Это был худой черноволосый мужчина с густыми бровями и
шрамом на щеке. Глаза у него действительно были выпучены, хотя и не до такой
степени, как казалось через глазок.
— Здорово, Валега! — пробасил вошедший, окинув
Анатолия подозрительным взглядом. — Ты чего так долго не открывал?
Боишься, что ли, кого?
— А хоть бы и боюсь! — прохрипел Зевако. Он решил,
что простуженный голос в его положении — неплохой выход. На него можно списать
и изменение тембра, и не всегда уместные ответы.

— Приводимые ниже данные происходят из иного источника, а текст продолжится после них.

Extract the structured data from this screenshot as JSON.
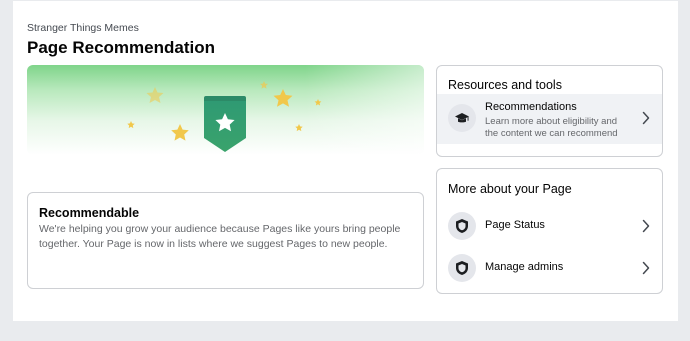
{
  "header": {
    "page_name": "Stranger Things Memes",
    "title": "Page Recommendation"
  },
  "recommendable": {
    "title": "Recommendable",
    "body": "We're helping you grow your audience because Pages like yours bring people together. Your Page is now in lists where we suggest Pages to new people."
  },
  "resources": {
    "title": "Resources and tools",
    "items": [
      {
        "label": "Recommendations",
        "description": "Learn more about eligibility and the content we can recommend",
        "icon": "graduation-cap-icon"
      }
    ]
  },
  "more": {
    "title": "More about your Page",
    "items": [
      {
        "label": "Page Status",
        "icon": "shield-icon"
      },
      {
        "label": "Manage admins",
        "icon": "shield-icon"
      }
    ]
  },
  "colors": {
    "badge_top": "#2f9a73",
    "badge_bottom": "#3aa36c",
    "star_gold": "#f1c84b",
    "hero_green": "#7fd48a"
  }
}
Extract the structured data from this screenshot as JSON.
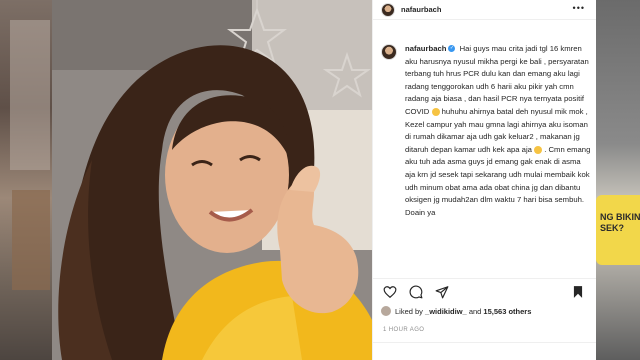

— Правильно боишься! — неожиданно одобрил его
гость. — Упертый пропал!
— Ну? — буркнул Анатолий, входя в роль
Хруща. — А я при чем?
— Думал, может, ты чего знаешь, раз уж ты в городе…
Кстати, ты чего это не на вахте?
Анатолий хотел ответить, что он поменялся с Кренделем, но
вовремя вспомнил, что Крендель стоит перед ним.
— А твое какое дело? — прохрипел он.
— Так ты, выходит, с Горынычем поменялся? — Крендель
нисколько не обиделся на хамское обращение. — А зверя-то своего куда
девал? Где Лютик?
— На колбасу пустил! — процедил Анатолий. —
«Собачья радость» называется! Еще вопросы будут?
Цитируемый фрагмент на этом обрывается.